Establishing Normal or Near-Normal Joint Kinematics
[0134] In certain embodiments, bone cuts and implant shape
including at least one of a bone-facing or a joint-facing surface
model of the implant can be designed or selected to achieve normal
joint kinematics.
[0135] In certain embodiments, a computer program simulating
biomotion of one or more joints, such as, for example, a knee
joint, or a knee and ankle joint, or a hip, knee and/or ankle joint
can be utilized. In certain embodiments, patient-specific imaging
data can be fed into this computer program. For example, a series
of two-dimensional images of a patient's knee joint or a
three-dimensional representation of a patient's knee joint can be
entered into the program. Additionally, two-dimensional images or a
three-dimensional representation of the patient's ankle joint
and/or hip joint may be added.
[0136] Alternatively, patient-specific kinematic data, for example
obtained in a gait lab, can be fed into the computer program.

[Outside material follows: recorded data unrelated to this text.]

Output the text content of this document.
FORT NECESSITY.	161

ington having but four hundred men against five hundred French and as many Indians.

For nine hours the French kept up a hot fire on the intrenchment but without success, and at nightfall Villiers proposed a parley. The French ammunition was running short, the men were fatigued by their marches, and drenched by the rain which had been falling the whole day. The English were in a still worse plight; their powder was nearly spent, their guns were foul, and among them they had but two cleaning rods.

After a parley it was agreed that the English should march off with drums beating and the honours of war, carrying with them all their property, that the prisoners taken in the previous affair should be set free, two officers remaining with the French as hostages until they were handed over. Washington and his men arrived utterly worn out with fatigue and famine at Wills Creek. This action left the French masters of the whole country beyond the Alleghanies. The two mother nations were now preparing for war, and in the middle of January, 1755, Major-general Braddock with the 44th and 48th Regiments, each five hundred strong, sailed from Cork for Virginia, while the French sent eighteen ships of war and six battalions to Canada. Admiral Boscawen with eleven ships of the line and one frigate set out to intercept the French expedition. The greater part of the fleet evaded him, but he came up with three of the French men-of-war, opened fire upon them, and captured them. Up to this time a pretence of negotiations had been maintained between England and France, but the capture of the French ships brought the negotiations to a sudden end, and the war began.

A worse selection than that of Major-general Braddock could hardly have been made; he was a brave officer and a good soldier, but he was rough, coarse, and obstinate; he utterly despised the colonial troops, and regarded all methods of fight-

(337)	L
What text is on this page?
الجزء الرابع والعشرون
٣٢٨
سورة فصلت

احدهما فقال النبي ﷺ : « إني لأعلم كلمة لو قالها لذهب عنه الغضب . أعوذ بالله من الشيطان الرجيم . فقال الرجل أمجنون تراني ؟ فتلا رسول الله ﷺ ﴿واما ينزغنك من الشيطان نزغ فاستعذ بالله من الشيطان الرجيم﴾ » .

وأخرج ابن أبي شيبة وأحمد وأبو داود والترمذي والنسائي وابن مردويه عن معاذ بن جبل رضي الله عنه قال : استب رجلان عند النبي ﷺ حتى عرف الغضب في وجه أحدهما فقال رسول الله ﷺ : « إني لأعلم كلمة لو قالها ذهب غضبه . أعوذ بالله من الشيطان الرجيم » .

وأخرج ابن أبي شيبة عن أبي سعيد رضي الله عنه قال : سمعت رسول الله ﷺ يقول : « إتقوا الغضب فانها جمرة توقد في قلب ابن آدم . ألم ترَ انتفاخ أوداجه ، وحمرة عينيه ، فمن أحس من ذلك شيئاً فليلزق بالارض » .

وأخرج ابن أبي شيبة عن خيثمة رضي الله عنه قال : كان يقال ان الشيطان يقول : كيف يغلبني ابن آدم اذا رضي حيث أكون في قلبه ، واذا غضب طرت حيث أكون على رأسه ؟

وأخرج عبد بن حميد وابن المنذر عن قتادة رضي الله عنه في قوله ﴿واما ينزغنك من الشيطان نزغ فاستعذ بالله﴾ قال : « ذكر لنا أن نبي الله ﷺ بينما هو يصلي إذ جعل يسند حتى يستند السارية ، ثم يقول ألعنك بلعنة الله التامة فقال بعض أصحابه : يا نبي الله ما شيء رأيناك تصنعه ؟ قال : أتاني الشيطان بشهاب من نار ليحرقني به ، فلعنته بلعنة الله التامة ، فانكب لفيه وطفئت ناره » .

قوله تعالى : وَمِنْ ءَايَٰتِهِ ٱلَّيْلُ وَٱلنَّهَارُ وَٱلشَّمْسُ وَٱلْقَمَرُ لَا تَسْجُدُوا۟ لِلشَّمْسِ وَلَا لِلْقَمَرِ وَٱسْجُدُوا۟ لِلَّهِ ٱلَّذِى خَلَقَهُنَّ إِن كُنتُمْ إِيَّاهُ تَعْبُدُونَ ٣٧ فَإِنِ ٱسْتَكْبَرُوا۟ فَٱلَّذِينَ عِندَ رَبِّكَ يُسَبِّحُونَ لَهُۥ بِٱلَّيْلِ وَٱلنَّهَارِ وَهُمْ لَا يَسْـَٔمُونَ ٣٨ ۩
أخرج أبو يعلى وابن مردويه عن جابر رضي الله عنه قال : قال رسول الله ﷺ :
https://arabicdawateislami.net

Alternatively, patient-specific navigation data, for example
generated using a surgical navigation system, image guided or
non-image guided can be fed into the computer program. This
kinematic or navigation data can, for example, be generated by
applying optical or RF markers to the limb and by registering the
markers and then measuring limb movements, for example, flexion,
extension, abduction, adduction, rotation, and other limb
movements.
Joint Line Restoration
[0137] In certain embodiments, an implant component can be designed
based on patient-specific data to include a thickness profile
between its joint-facing surface and its bone-facing surface to
restore and/or optimize the particular patient's joint-line
location.
Automation
[0138] Any one or more steps of the assessment, selection, and/or
design of an articular repair system may be partially or fully
automated, for example, using a computer-run software program
and/or one or more robots. For example, processing of the patient
data, the assessment of biological features and/or feature
measurements, the assessment of implant component features and/or
feature measurements, the optional assessment of resection cut
and/or guide tool features and/or feature measurements, the
selection and/or design of one or more features of a
patient-adapted implant component, and/or the implantation
procedure(s) may be partially or wholly automated. For example,
patient data, with optional user-defined parameters, may be
inputted or transferred by a user and/or by electronic transfer
into a software-directed computer system that can identify variable
implant component features and/or feature measurements and perform
operations to generate one or more virtual models and/or implant
design specifications, for example, in accordance with one or more
target or threshold parameters. Implant selection and/or design
data, with optional user-defined parameters, may be inputted or
transferred by a user and/or by electronic transfer into a
software-directed computer system that performs a series of
operations to transform the data and optional parameters into one
or more implant manufacturing specifications.